NexGen has proven itself as a top resource for elite ultimate games and media. The NexGen Ultimate Tour had a successful first season last year and has blown away elite teams this year. In its new product, Ulticards presents a NexGen Signature Series deck that features unique drills, advice, quotes, and stats from the 2011 NexGen players themselves.
At a Glance
The deck consists of about 50 cards, split into drills, skills training, and unique NexGen player content. To start off, you get a look at the stats of each player over the 2011 tour. After feeling bad seeing that Alex Kapinos only got to play one point, you’ll be impressed to see George Stubbs threw 31 scores, Dylan Freechild caught 38 goals, and Simon Montague had one of the best retention rates despite getting 200 more touches than any other player.
The real meat of the deck is the drill cards. Each drill is chosen by a NexGen player and includes a picture diagram, step by step instructions, minimum number of discs and players needed, and what it is useful for. The cards can sometimes be hard to read, and the lack of space can be a challenge. Also, the illustrations can get pretty complex. Yet the drills themselves are staples of the Ultimate scene. The cards can be used for team practice, individual warmup, or skills training.
The other half of cards focus on specific skills. Dylan Freechild explains the I/O backhand, Nick Lance goes in to open field cutting, and Colin Camp tells you how to cut deep. Each skills card shows a picture of the player and his credentials (Did you know Noah Saul was a 3-time Pennsylvania State High School Champ?) The deck finishes with a few cards dedicated to words of wisdom from each player on how to enhance your Ultimate experience and further your game.
The lack of space on the card is evident in some of the more complex drills.
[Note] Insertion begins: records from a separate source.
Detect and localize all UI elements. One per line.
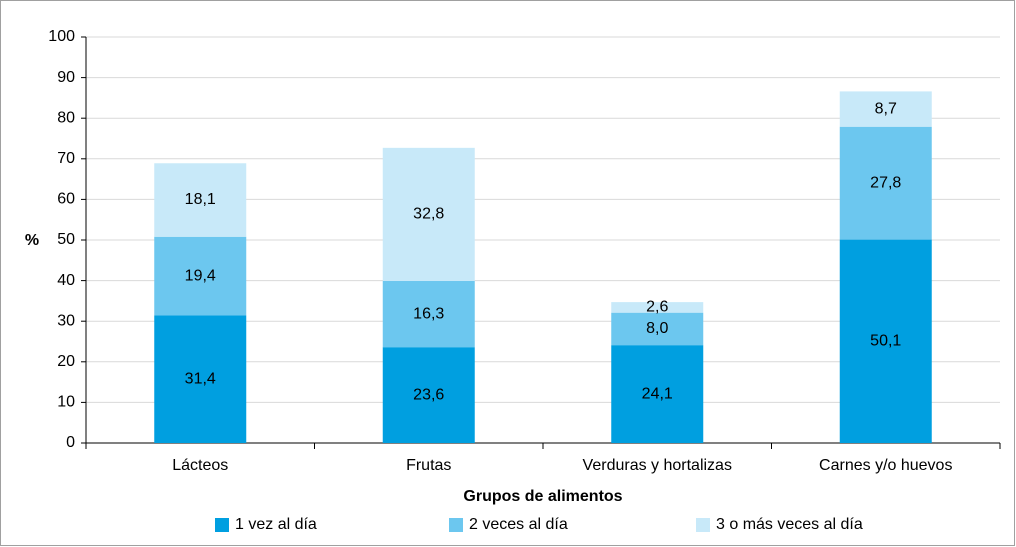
x-tick-label: Frutas xyxy=(406,457,451,474)
data-label: 2,6 xyxy=(646,299,668,316)
legend-swatch xyxy=(696,518,710,532)
y-tick-label: 70 xyxy=(57,150,75,167)
x-axis-label: Grupos de alimentos xyxy=(463,488,622,505)
bar-segment xyxy=(382,281,475,348)
y-axis-label: % xyxy=(25,232,39,249)
data-label: 8,7 xyxy=(875,100,897,117)
bar-segment xyxy=(839,91,932,127)
x-tick-label: Lácteos xyxy=(172,457,228,474)
data-label: 16,3 xyxy=(413,305,444,322)
bar-segment xyxy=(611,345,704,443)
data-label: 19,4 xyxy=(185,267,216,284)
legend-swatch xyxy=(215,518,229,532)
legend-label: 1 vez al día xyxy=(235,516,317,533)
y-tick-label: 0 xyxy=(66,434,75,451)
data-label: 27,8 xyxy=(870,174,901,191)
bar-segment xyxy=(154,163,247,237)
data-label: 24,1 xyxy=(642,385,673,402)
data-label: 50,1 xyxy=(870,333,901,350)
bar-segment xyxy=(839,126,932,240)
data-label: 8,0 xyxy=(646,320,668,337)
bar-segment xyxy=(154,236,247,316)
x-tick-label: Carnes y/o huevos xyxy=(819,457,952,474)
y-tick-label: 80 xyxy=(57,109,75,126)
bar-segment xyxy=(382,147,475,282)
y-tick-label: 90 xyxy=(57,69,75,86)
bar-segment xyxy=(154,315,247,443)
data-label: 31,4 xyxy=(185,370,216,387)
y-tick-label: 10 xyxy=(57,394,75,411)
bar-segment xyxy=(382,347,475,443)
y-tick-label: 50 xyxy=(57,231,75,248)
bar-segment xyxy=(839,239,932,443)
data-label: 18,1 xyxy=(185,191,216,208)
bar-segment xyxy=(611,312,704,346)
legend-swatch xyxy=(449,518,463,532)
data-label: 23,6 xyxy=(413,386,444,403)
y-tick-label: 30 xyxy=(57,312,75,329)
legend-label: 3 o más veces al día xyxy=(716,516,863,533)
y-tick-label: 60 xyxy=(57,191,75,208)
y-tick-label: 20 xyxy=(57,353,75,370)
y-tick-label: 40 xyxy=(57,272,75,289)
legend-label: 2 veces al día xyxy=(469,516,568,533)
y-tick-label: 100 xyxy=(48,28,75,45)
x-tick-label: Verduras y hortalizas xyxy=(583,457,732,474)
bar-segment xyxy=(611,302,704,313)
data-label: 32,8 xyxy=(413,206,444,223)
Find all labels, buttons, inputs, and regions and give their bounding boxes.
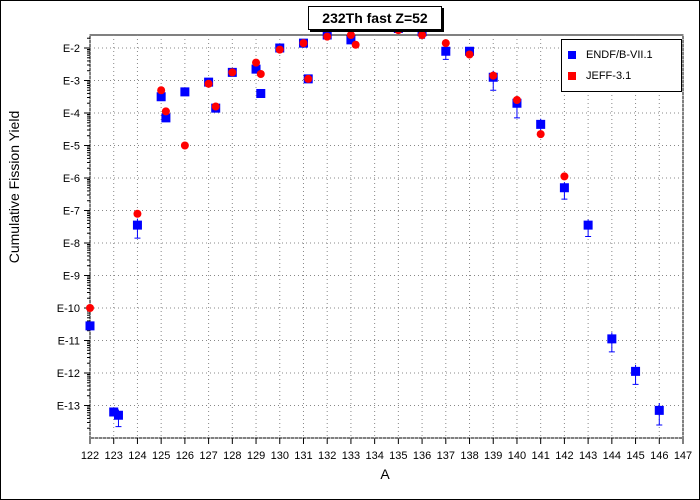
x-tick-label: 128 (223, 450, 241, 462)
y-tick-label: E-5 (63, 141, 80, 153)
data-point-endf (113, 410, 123, 420)
data-point-jeff (211, 102, 220, 111)
y-tick-label: E-9 (63, 271, 80, 283)
data-point-endf (156, 92, 166, 102)
x-tick-label: 130 (271, 450, 289, 462)
legend-label-endf: ENDF/B-VII.1 (586, 49, 653, 61)
chart-title: 232Th fast Z=52 (308, 6, 442, 30)
data-point-jeff (512, 96, 521, 104)
x-tick-label: 126 (176, 450, 194, 462)
data-point-jeff (489, 71, 498, 80)
data-point-jeff (351, 40, 360, 49)
y-tick-label: E-13 (57, 401, 80, 413)
legend-marker-jeff (568, 72, 576, 81)
data-point-jeff (86, 304, 94, 312)
y-tick-label: E-6 (63, 173, 80, 185)
data-point-jeff (204, 79, 213, 88)
x-tick-label: 143 (579, 450, 597, 462)
x-tick-label: 125 (152, 450, 170, 462)
y-tick-label: E-8 (63, 238, 80, 250)
x-tick-label: 137 (437, 450, 455, 462)
y-tick-label: E-4 (63, 108, 80, 120)
data-point-jeff (133, 209, 142, 218)
data-point-endf (607, 334, 617, 344)
data-point-jeff (536, 130, 545, 139)
legend: ENDF/B-VII.1 JEFF-3.1 (561, 39, 682, 92)
data-point-endf (441, 46, 451, 56)
x-tick-label: 129 (247, 450, 265, 462)
x-tick-label: 144 (603, 450, 621, 462)
data-point-endf (346, 35, 356, 45)
x-tick-label: 135 (389, 450, 407, 462)
data-point-endf (583, 220, 593, 230)
data-point-jeff (299, 39, 308, 48)
data-point-jeff (304, 74, 313, 83)
data-point-endf (256, 89, 266, 98)
data-point-endf (251, 64, 261, 74)
data-point-jeff (228, 68, 237, 77)
x-tick-label: 140 (508, 450, 526, 462)
data-point-jeff (252, 58, 261, 67)
data-point-endf (559, 183, 569, 193)
x-tick-label: 139 (484, 450, 502, 462)
data-point-endf (180, 87, 190, 97)
data-point-jeff (323, 32, 332, 41)
y-tick-label: E-2 (63, 43, 80, 55)
x-tick-label: 134 (365, 450, 383, 462)
y-tick-label: E-10 (57, 303, 80, 315)
x-tick-label: 147 (674, 450, 692, 462)
x-tick-label: 146 (650, 450, 668, 462)
data-point-endf (631, 366, 641, 376)
x-tick-label: 122 (81, 450, 99, 462)
x-tick-label: 141 (532, 450, 550, 462)
data-point-jeff (441, 39, 450, 48)
data-point-jeff (180, 141, 189, 150)
data-point-jeff (157, 86, 166, 95)
y-tick-label: E-11 (58, 336, 80, 348)
data-point-jeff (256, 70, 265, 78)
data-point-endf (132, 220, 142, 230)
x-tick-label: 131 (294, 450, 312, 462)
x-tick-label: 127 (199, 450, 217, 462)
plot-border (89, 34, 684, 439)
y-tick-label: E-12 (57, 368, 80, 380)
data-point-endf (536, 119, 546, 129)
legend-label-jeff: JEFF-3.1 (586, 70, 632, 82)
data-point-endf (109, 407, 119, 417)
y-axis-label: Cumulative Fission Yield (6, 110, 22, 264)
x-tick-label: 123 (105, 450, 123, 462)
data-point-jeff (465, 50, 474, 59)
legend-item-jeff: JEFF-3.1 (568, 68, 631, 84)
x-tick-label: 138 (460, 450, 478, 462)
data-point-jeff (275, 45, 284, 54)
x-tick-label: 142 (555, 450, 573, 462)
data-point-jeff (346, 31, 355, 39)
data-point-endf (161, 113, 171, 123)
data-point-jeff (560, 172, 569, 181)
x-tick-label: 133 (342, 450, 360, 462)
x-tick-label: 145 (626, 450, 644, 462)
legend-item-endf: ENDF/B-VII.1 (568, 47, 653, 63)
legend-marker-endf (568, 51, 576, 60)
data-point-endf (654, 405, 664, 415)
x-tick-label: 124 (128, 450, 146, 462)
data-point-jeff (161, 107, 170, 116)
x-axis-label: A (380, 466, 390, 482)
x-tick-label: 132 (318, 450, 336, 462)
data-point-jeff (418, 31, 427, 39)
x-tick-label: 136 (413, 450, 431, 462)
y-tick-label: E-3 (63, 76, 80, 88)
data-point-endf (85, 321, 95, 331)
y-tick-label: E-7 (63, 206, 80, 218)
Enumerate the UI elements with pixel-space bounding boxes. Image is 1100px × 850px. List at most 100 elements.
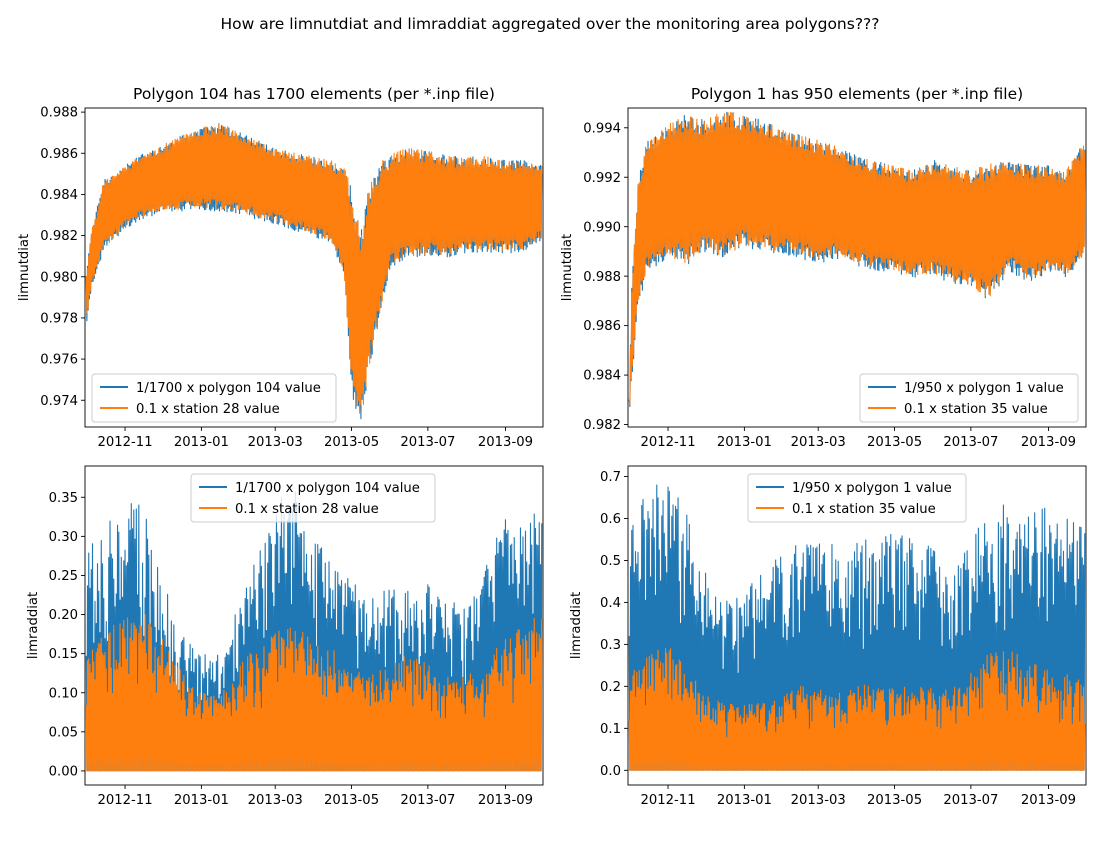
y-axis-label: limraddiat bbox=[569, 592, 584, 659]
legend-label: 1/950 x polygon 1 value bbox=[904, 381, 1064, 396]
y-tick-label: 0.4 bbox=[600, 596, 621, 611]
y-axis: 0.0 0.1 0.2 0.3 0.4 0.5 0.6 0.7 bbox=[600, 470, 628, 779]
x-tick-label: 2013-07 bbox=[400, 793, 455, 808]
y-tick-label: 0.976 bbox=[40, 353, 78, 368]
y-tick-label: 0.20 bbox=[49, 608, 78, 623]
x-tick-label: 2013-07 bbox=[400, 435, 455, 450]
y-tick-label: 0.990 bbox=[583, 220, 621, 235]
legend: 1/950 x polygon 1 value 0.1 x station 35 … bbox=[859, 373, 1079, 423]
y-tick-label: 0.5 bbox=[600, 554, 621, 569]
legend-label: 1/950 x polygon 1 value bbox=[792, 481, 952, 496]
y-tick-label: 0.988 bbox=[40, 106, 78, 121]
x-axis: 2012-11 2013-01 2013-03 2013-05 2013-07 2013-… bbox=[97, 785, 533, 808]
x-tick-label: 2013-01 bbox=[717, 435, 772, 450]
x-tick-label: 2012-11 bbox=[97, 793, 152, 808]
x-tick-label: 2012-11 bbox=[640, 793, 695, 808]
y-tick-label: 0.994 bbox=[583, 121, 621, 136]
y-tick-label: 0.978 bbox=[40, 312, 78, 327]
y-tick-label: 0.6 bbox=[600, 512, 621, 527]
x-tick-label: 2012-11 bbox=[640, 435, 695, 450]
y-tick-label: 0.986 bbox=[40, 147, 78, 162]
y-axis-label: limraddiat bbox=[26, 592, 41, 659]
figure-suptitle: How are limnutdiat and limraddiat aggreg… bbox=[220, 15, 879, 33]
y-axis-label: limnutdiat bbox=[560, 234, 575, 301]
legend-label: 0.1 x station 35 value bbox=[792, 502, 936, 517]
axes-frame bbox=[627, 465, 1087, 786]
y-axis: 0.00 0.05 0.10 0.15 0.20 0.25 0.30 0.35 bbox=[49, 491, 85, 780]
x-tick-label: 2013-05 bbox=[867, 793, 922, 808]
x-axis: 2012-11 2013-01 2013-03 2013-05 2013-07 2013-… bbox=[640, 785, 1076, 808]
series-line bbox=[628, 112, 1086, 405]
y-tick-label: 0.7 bbox=[600, 470, 621, 485]
x-tick-label: 2013-07 bbox=[943, 435, 998, 450]
x-tick-label: 2013-05 bbox=[867, 435, 922, 450]
y-tick-label: 0.982 bbox=[583, 418, 621, 433]
plot-area bbox=[85, 123, 543, 420]
x-tick-label: 2013-03 bbox=[248, 793, 303, 808]
legend-label: 1/1700 x polygon 104 value bbox=[235, 481, 420, 496]
x-tick-label: 2013-01 bbox=[174, 435, 229, 450]
x-tick-label: 2013-09 bbox=[1021, 435, 1076, 450]
y-tick-label: 0.35 bbox=[49, 491, 78, 506]
legend: 1/950 x polygon 1 value 0.1 x station 35 … bbox=[747, 473, 967, 523]
legend-label: 0.1 x station 28 value bbox=[235, 502, 379, 517]
x-tick-label: 2013-07 bbox=[943, 793, 998, 808]
x-tick-label: 2013-05 bbox=[324, 435, 379, 450]
plot-area bbox=[85, 491, 543, 772]
legend-frame bbox=[91, 373, 337, 423]
axes-frame bbox=[84, 465, 544, 786]
y-axis-label: limnutdiat bbox=[17, 234, 32, 301]
legend: 1/1700 x polygon 104 value 0.1 x station … bbox=[91, 373, 337, 423]
y-tick-label: 0.986 bbox=[583, 319, 621, 334]
y-tick-label: 0.992 bbox=[583, 171, 621, 186]
axes-frame bbox=[84, 107, 544, 428]
y-tick-label: 0.974 bbox=[40, 394, 78, 409]
y-tick-label: 0.982 bbox=[40, 229, 78, 244]
subplot-title: Polygon 1 has 950 elements (per *.inp fi… bbox=[691, 85, 1023, 103]
y-tick-label: 0.2 bbox=[600, 680, 621, 695]
subplot-2: Polygon 1 has 950 elements (per *.inp fi… bbox=[560, 85, 1087, 450]
subplot-1: Polygon 104 has 1700 elements (per *.inp… bbox=[17, 85, 544, 450]
subplot-4: 2012-11 2013-01 2013-03 2013-05 2013-07 2013-… bbox=[569, 465, 1087, 808]
y-axis: 0.982 0.984 0.986 0.988 0.990 0.992 0.994 bbox=[583, 121, 628, 433]
y-tick-label: 0.15 bbox=[49, 647, 78, 662]
subplot-3: 2012-11 2013-01 2013-03 2013-05 2013-07 2013-… bbox=[26, 465, 544, 808]
y-tick-label: 0.30 bbox=[49, 530, 78, 545]
y-tick-label: 0.25 bbox=[49, 569, 78, 584]
x-tick-label: 2013-03 bbox=[791, 793, 846, 808]
y-axis: 0.974 0.976 0.978 0.980 0.982 0.984 0.986 0.988 bbox=[40, 106, 85, 409]
y-tick-label: 0.988 bbox=[583, 270, 621, 285]
x-tick-label: 2013-09 bbox=[478, 435, 533, 450]
plot-area bbox=[628, 111, 1086, 408]
y-tick-label: 0.3 bbox=[600, 638, 621, 653]
series-line bbox=[85, 614, 543, 772]
legend-frame bbox=[859, 373, 1079, 423]
legend-label: 0.1 x station 28 value bbox=[136, 402, 280, 417]
x-tick-label: 2013-05 bbox=[324, 793, 379, 808]
subplot-grid: Polygon 104 has 1700 elements (per *.inp… bbox=[17, 85, 1087, 808]
y-tick-label: 0.984 bbox=[40, 188, 78, 203]
legend-label: 1/1700 x polygon 104 value bbox=[136, 381, 321, 396]
y-tick-label: 0.984 bbox=[583, 369, 621, 384]
x-axis: 2012-11 2013-01 2013-03 2013-05 2013-07 2013-… bbox=[97, 427, 533, 450]
subplot-title: Polygon 104 has 1700 elements (per *.inp… bbox=[133, 85, 495, 103]
legend: 1/1700 x polygon 104 value 0.1 x station … bbox=[190, 473, 436, 523]
legend-frame bbox=[747, 473, 967, 523]
x-axis: 2012-11 2013-01 2013-03 2013-05 2013-07 2013-… bbox=[640, 427, 1076, 450]
y-tick-label: 0.00 bbox=[49, 765, 78, 780]
series-line bbox=[85, 123, 543, 414]
series-line bbox=[628, 648, 1086, 771]
plot-area bbox=[628, 484, 1086, 771]
x-tick-label: 2013-09 bbox=[478, 793, 533, 808]
y-tick-label: 0.05 bbox=[49, 725, 78, 740]
x-tick-label: 2012-11 bbox=[97, 435, 152, 450]
x-tick-label: 2013-09 bbox=[1021, 793, 1076, 808]
x-tick-label: 2013-01 bbox=[717, 793, 772, 808]
legend-frame bbox=[190, 473, 436, 523]
y-tick-label: 0.980 bbox=[40, 270, 78, 285]
x-tick-label: 2013-01 bbox=[174, 793, 229, 808]
legend-label: 0.1 x station 35 value bbox=[904, 402, 1048, 417]
y-tick-label: 0.0 bbox=[600, 764, 621, 779]
x-tick-label: 2013-03 bbox=[248, 435, 303, 450]
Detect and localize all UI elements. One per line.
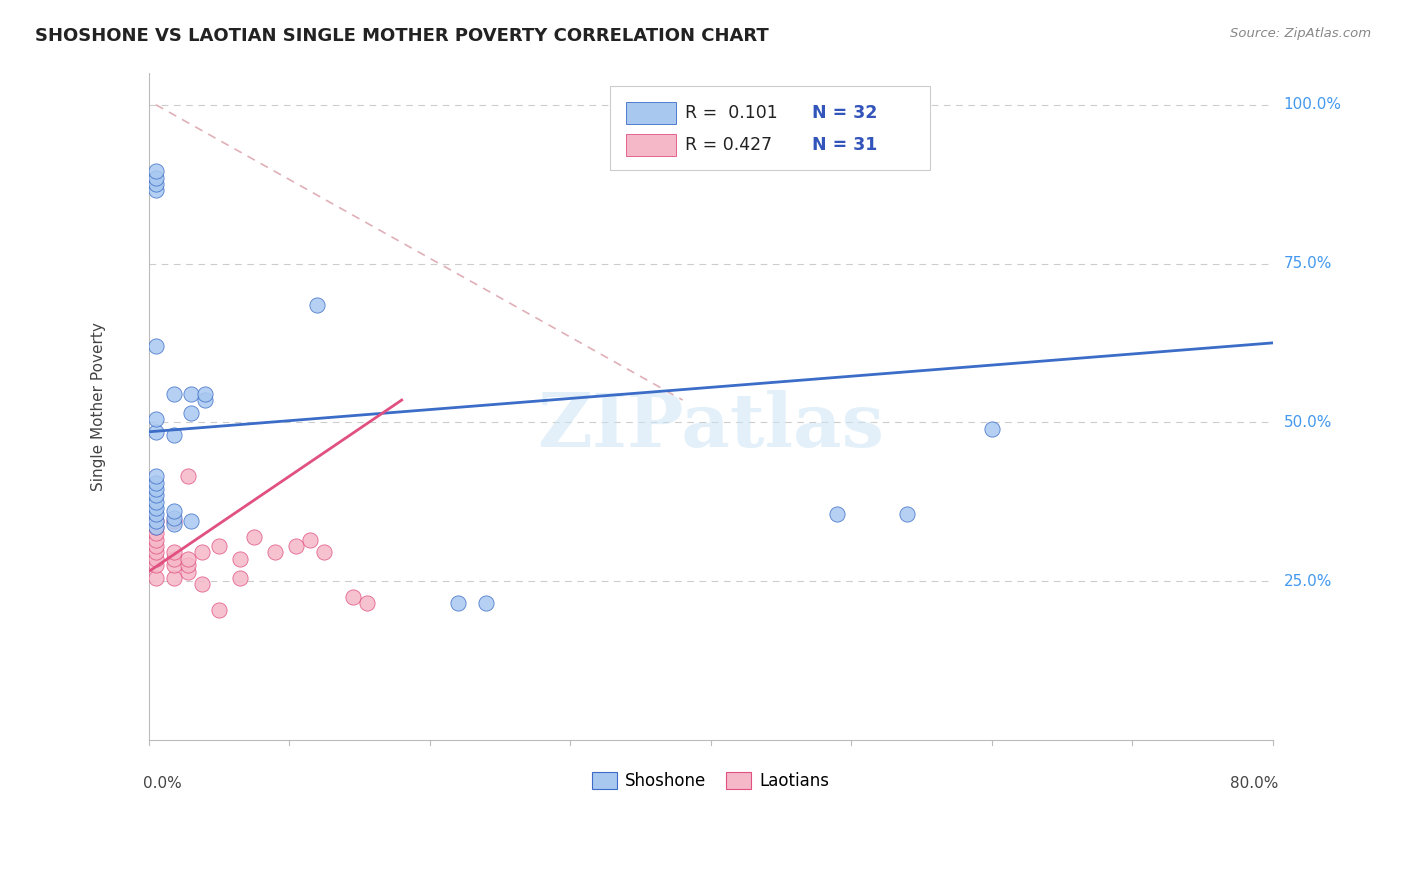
Point: [177, 558, 200, 573]
Text: 75.0%: 75.0%: [1284, 256, 1331, 271]
Point: [177, 565, 200, 579]
Point: [163, 510, 186, 524]
Point: [342, 590, 364, 604]
Point: [208, 539, 231, 553]
Point: [180, 386, 202, 401]
Point: [177, 551, 200, 566]
Point: [163, 551, 186, 566]
Point: [145, 545, 167, 559]
Point: [980, 422, 1002, 436]
Point: [145, 425, 167, 439]
Text: Source: ZipAtlas.com: Source: ZipAtlas.com: [1230, 27, 1371, 40]
Point: [243, 530, 266, 544]
Point: [145, 514, 167, 528]
Point: [285, 539, 308, 553]
Point: [229, 571, 252, 585]
Text: ZIPatlas: ZIPatlas: [537, 390, 884, 463]
Point: [145, 412, 167, 426]
Text: R =  0.101: R = 0.101: [685, 104, 778, 122]
Point: [145, 177, 167, 191]
Point: [145, 514, 167, 528]
Point: [145, 526, 167, 541]
Point: [447, 596, 470, 610]
Point: [208, 602, 231, 616]
Point: [145, 475, 167, 490]
FancyBboxPatch shape: [627, 134, 676, 156]
Point: [145, 558, 167, 573]
Point: [145, 520, 167, 534]
Point: [145, 520, 167, 534]
Point: [475, 596, 498, 610]
Text: 80.0%: 80.0%: [1230, 776, 1278, 791]
Text: N = 31: N = 31: [811, 136, 877, 154]
Legend: Shoshone, Laotians: Shoshone, Laotians: [586, 766, 835, 795]
Text: N = 32: N = 32: [811, 104, 877, 122]
Point: [145, 508, 167, 522]
Point: [163, 571, 186, 585]
Point: [145, 539, 167, 553]
Point: [191, 577, 214, 591]
Text: 50.0%: 50.0%: [1284, 415, 1331, 430]
Point: [145, 533, 167, 547]
Point: [191, 545, 214, 559]
Point: [145, 164, 167, 178]
Point: [145, 501, 167, 516]
Point: [194, 386, 217, 401]
Point: [264, 545, 287, 559]
Point: [145, 494, 167, 508]
Point: [180, 514, 202, 528]
Text: 100.0%: 100.0%: [1284, 97, 1341, 112]
Point: [194, 392, 217, 407]
Text: SHOSHONE VS LAOTIAN SINGLE MOTHER POVERTY CORRELATION CHART: SHOSHONE VS LAOTIAN SINGLE MOTHER POVERT…: [35, 27, 769, 45]
Point: [145, 339, 167, 353]
Point: [896, 508, 918, 522]
Point: [307, 298, 329, 312]
Point: [145, 184, 167, 198]
Point: [314, 545, 336, 559]
Point: [163, 514, 186, 528]
Text: 25.0%: 25.0%: [1284, 574, 1331, 589]
Point: [299, 533, 322, 547]
Point: [163, 386, 186, 401]
Text: 0.0%: 0.0%: [143, 776, 181, 791]
Point: [163, 428, 186, 442]
Point: [145, 571, 167, 585]
Text: R = 0.427: R = 0.427: [685, 136, 772, 154]
Point: [145, 469, 167, 483]
Point: [163, 516, 186, 531]
Point: [177, 469, 200, 483]
Point: [163, 504, 186, 518]
Point: [180, 406, 202, 420]
Point: [163, 558, 186, 573]
Text: Single Mother Poverty: Single Mother Poverty: [91, 322, 105, 491]
Point: [163, 545, 186, 559]
Point: [145, 488, 167, 502]
Point: [356, 596, 378, 610]
Point: [145, 551, 167, 566]
FancyBboxPatch shape: [610, 87, 929, 169]
Point: [825, 508, 848, 522]
Point: [145, 170, 167, 185]
Point: [229, 551, 252, 566]
Point: [145, 482, 167, 496]
FancyBboxPatch shape: [627, 102, 676, 124]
If I didn’t already know how to play Mini or do a breakmark drill, I doubt I’d be able to do it just from reading the card. In that way the card is better tailored to a coach who has likely seen some of these drills before.
Ideas for Use
I first started playing Ultimate in college, leading a struggling new team in Ohio. It was difficult to teach others when I still needed to learn the sport for myself. While I was stuck poring through The Huddle or teaching myself, today’s athletes are lucky to have better resources like this deck. The cards show you how to run drills and explain what they are useful for. Also, the skill cards give input on things like throwing farther or positioning better on defense.
I wish I could have had these back in college. Unlike a playbook or internet article, these cards are small and portable. Just pick out the drills and skills training you want to do that practice, throw them in your sportsbag or pocket, and pull them out for reference. Also, each card shows how many discs or people you need, which is useful in a pod workout or small practice.
After graduating from college, I’d coached a high school team in Seattle. When coaching new players, it is all about developing skills and proper technique. The skills cards address so many important aspects of the game like proper cutting, breaking the mark, throwing, and footwork. Also, with this deck you can give a specific card to a player as an assignment on some aspect to work on.
The fact that these cards are designed by the NexGen players gives a lot of credibility to them. Even as a competitive club player, I’m still fascinated to know what Simon “Colin” Montague’s pregame throwing warmup is. While after 7 years of playing, I already knew almost all the drills, I still find myself grabbing a few for reference before running a weekly pod practice.
Ulticards are a new way to teach developing players and coaches how to further their game. They definitely achieve their goal. The cards are good quality and the content is great for new players.
These cards set themselves apart from the other Ulticards decks by bringing some credibility and novelty with input from NexGen players. This deck is my go-to present for a new player in high school or college. Yet with the way the NexGen boys has been beating elite club teams this year, it seems like everyone should be learning from these cards.